Long fascinated with genomics, my wife and I wondered how our DNA may have contributed to her condition, and we set out to learn all that we could. It was the beginnings of this diagnostic odyssey that gave expression to my second career as a citizen scientist. My professional background in supercomputing, software engineering, and medical imaging were a good start to apply scientific principles and gain insights.
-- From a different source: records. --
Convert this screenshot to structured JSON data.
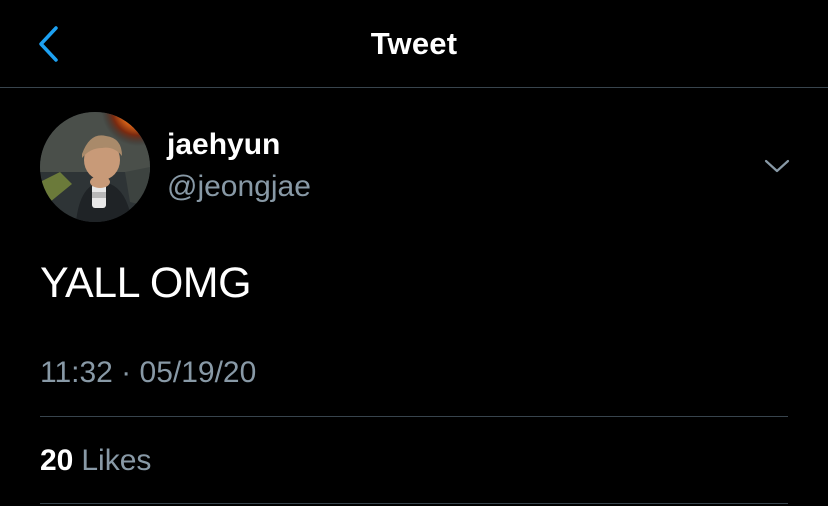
{
  "header": {
    "title": "Tweet"
  },
  "tweet": {
    "display_name": "jaehyun",
    "username": "@jeongjae",
    "text": "YALL OMG",
    "timestamp": "11:32 · 05/19/20",
    "likes_count": "20",
    "likes_label": "Likes"
  },
  "icons": {
    "back": "chevron-left-icon",
    "more": "chevron-down-icon"
  },
  "colors": {
    "accent": "#1da1f2",
    "secondary_text": "#8899a6",
    "divider": "#38444d",
    "background": "#000000"
  }
}
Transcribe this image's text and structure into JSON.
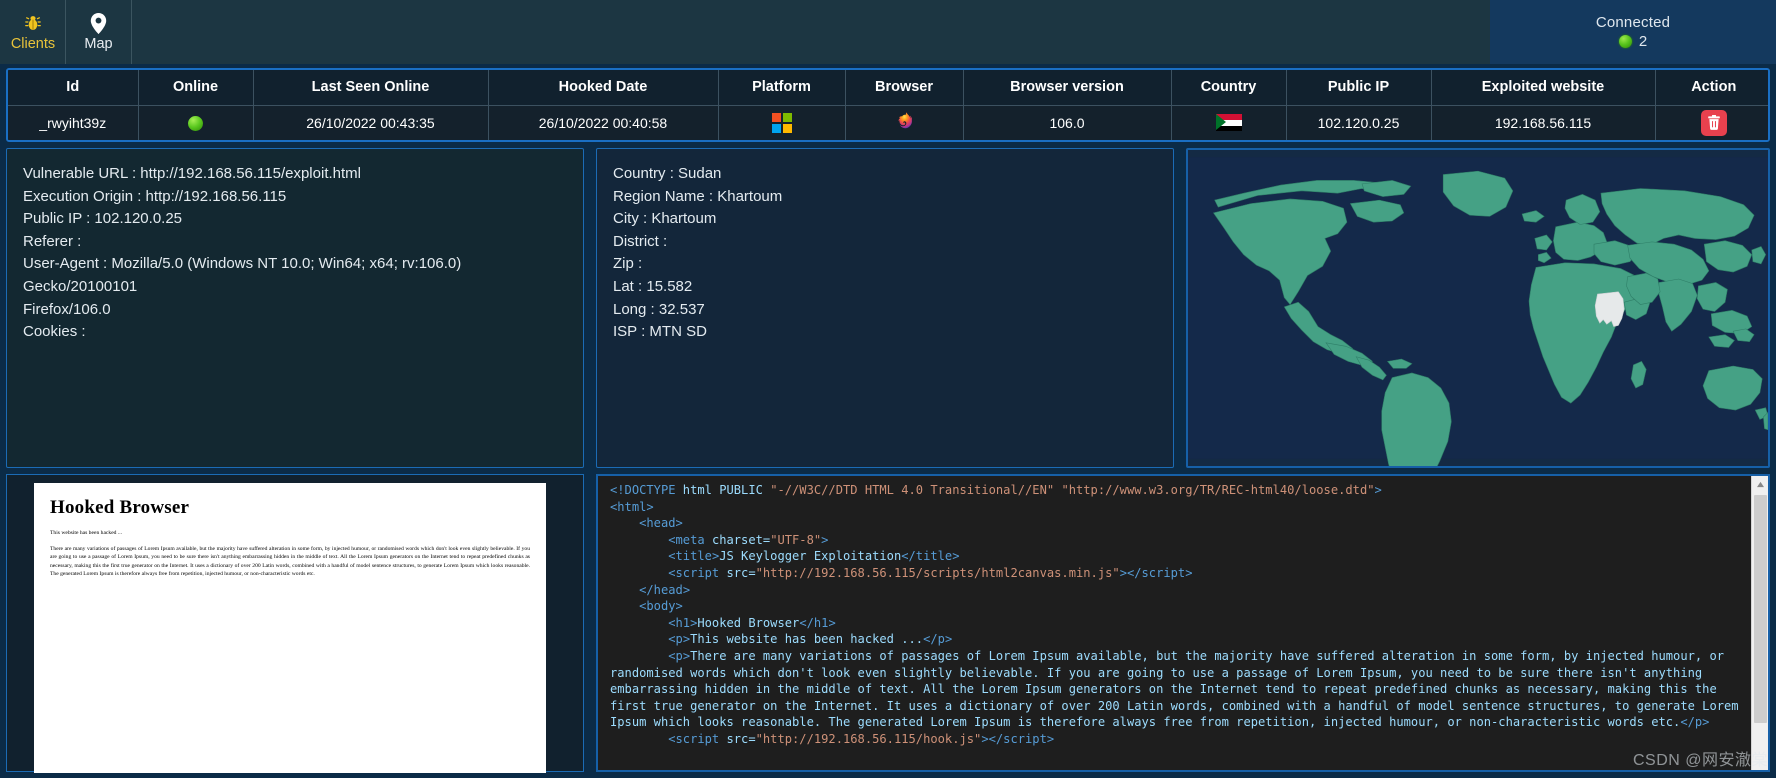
{
  "nav": {
    "items": [
      {
        "label": "Clients",
        "icon": "bug-icon",
        "active": true
      },
      {
        "label": "Map",
        "icon": "map-pin-icon",
        "active": false
      }
    ]
  },
  "status": {
    "label": "Connected",
    "count": "2",
    "dot_color": "#56c31c"
  },
  "clients_table": {
    "columns": [
      "Id",
      "Online",
      "Last Seen Online",
      "Hooked Date",
      "Platform",
      "Browser",
      "Browser version",
      "Country",
      "Public IP",
      "Exploited website",
      "Action"
    ],
    "rows": [
      {
        "id": "_rwyiht39z",
        "online": "online-dot-icon",
        "last_seen_online": "26/10/2022 00:43:35",
        "hooked_date": "26/10/2022 00:40:58",
        "platform": "windows-logo-icon",
        "browser": "firefox-icon",
        "browser_version": "106.0",
        "country": "sudan-flag-icon",
        "public_ip": "102.120.0.25",
        "exploited_website": "192.168.56.115",
        "action": "delete-icon"
      }
    ]
  },
  "details": {
    "vulnerable_url": "Vulnerable URL : http://192.168.56.115/exploit.html",
    "execution_origin": "Execution Origin : http://192.168.56.115",
    "public_ip": "Public IP : 102.120.0.25",
    "referer": "Referer :",
    "user_agent": "User-Agent : Mozilla/5.0 (Windows NT 10.0; Win64; x64; rv:106.0) Gecko/20100101",
    "user_agent_cont": "Firefox/106.0",
    "cookies": "Cookies :"
  },
  "geo": {
    "country": "Country : Sudan",
    "region_name": "Region Name : Khartoum",
    "city": "City : Khartoum",
    "district": "District :",
    "zip": "Zip :",
    "lat": "Lat : 15.582",
    "long": "Long : 32.537",
    "isp": "ISP : MTN SD"
  },
  "map": {
    "name": "world-map",
    "land_color": "#45a185",
    "highlight_color": "#e6e9ea",
    "ocean_color": "#14294a",
    "highlighted_country": "Sudan"
  },
  "preview": {
    "heading": "Hooked Browser",
    "para1": "This website has been hacked ...",
    "para2": "There are many variations of passages of Lorem Ipsum available, but the majority have suffered alteration in some form, by injected humour, or randomised words which don't look even slightly believable. If you are going to use a passage of Lorem Ipsum, you need to be sure there isn't anything embarrassing hidden in the middle of text. All the Lorem Ipsum generators on the Internet tend to repeat predefined chunks as necessary, making this the first true generator on the Internet. It uses a dictionary of over 200 Latin words, combined with a handful of model sentence structures, to generate Lorem Ipsum which looks reasonable. The generated Lorem Ipsum is therefore always free from repetition, injected humour, or non-characteristic words etc."
  },
  "code": {
    "lines": [
      "<!DOCTYPE html PUBLIC \"-//W3C//DTD HTML 4.0 Transitional//EN\" \"http://www.w3.org/TR/REC-html40/loose.dtd\">",
      "<html>",
      "    <head>",
      "        <meta charset=\"UTF-8\">",
      "        <title>JS Keylogger Exploitation</title>",
      "        <script src=\"http://192.168.56.115/scripts/html2canvas.min.js\"></script>",
      "    </head>",
      "    <body>",
      "        <h1>Hooked Browser</h1>",
      "        <p>This website has been hacked ...</p>",
      "        <p>There are many variations of passages of Lorem Ipsum available, but the majority have suffered alteration in some form, by injected humour, or randomised words which don't look even slightly believable. If you are going to use a passage of Lorem Ipsum, you need to be sure there isn't anything embarrassing hidden in the middle of text. All the Lorem Ipsum generators on the Internet tend to repeat predefined chunks as necessary, making this the first true generator on the Internet. It uses a dictionary of over 200 Latin words, combined with a handful of model sentence structures, to generate Lorem Ipsum which looks reasonable. The generated Lorem Ipsum is therefore always free from repetition, injected humour, or non-characteristic words etc.</p>",
      "        <script src=\"http://192.168.56.115/hook.js\"></script>"
    ]
  },
  "watermark": "CSDN @网安澈棠"
}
We began our journey by talking with our family doctor, then my wife and I had our whole genomes sequenced through the Understand Your Genome project. Later, we crowdsourced the sequencing of her genome and began looking for genetic clues. By applying trio analysis to our family data, we discovered some preliminary findings: Our daughter has deletions in the NRXN1 gene and in a large region of chromosome 16, which have been found to be widely associated with developmental issues including autism. It looks like my wife and I have each contributed some variant alleles, but we are being careful about interpreting these findings because our WGS data and our daughter’s were processed through different pipelines, which could lead to inconsistent results.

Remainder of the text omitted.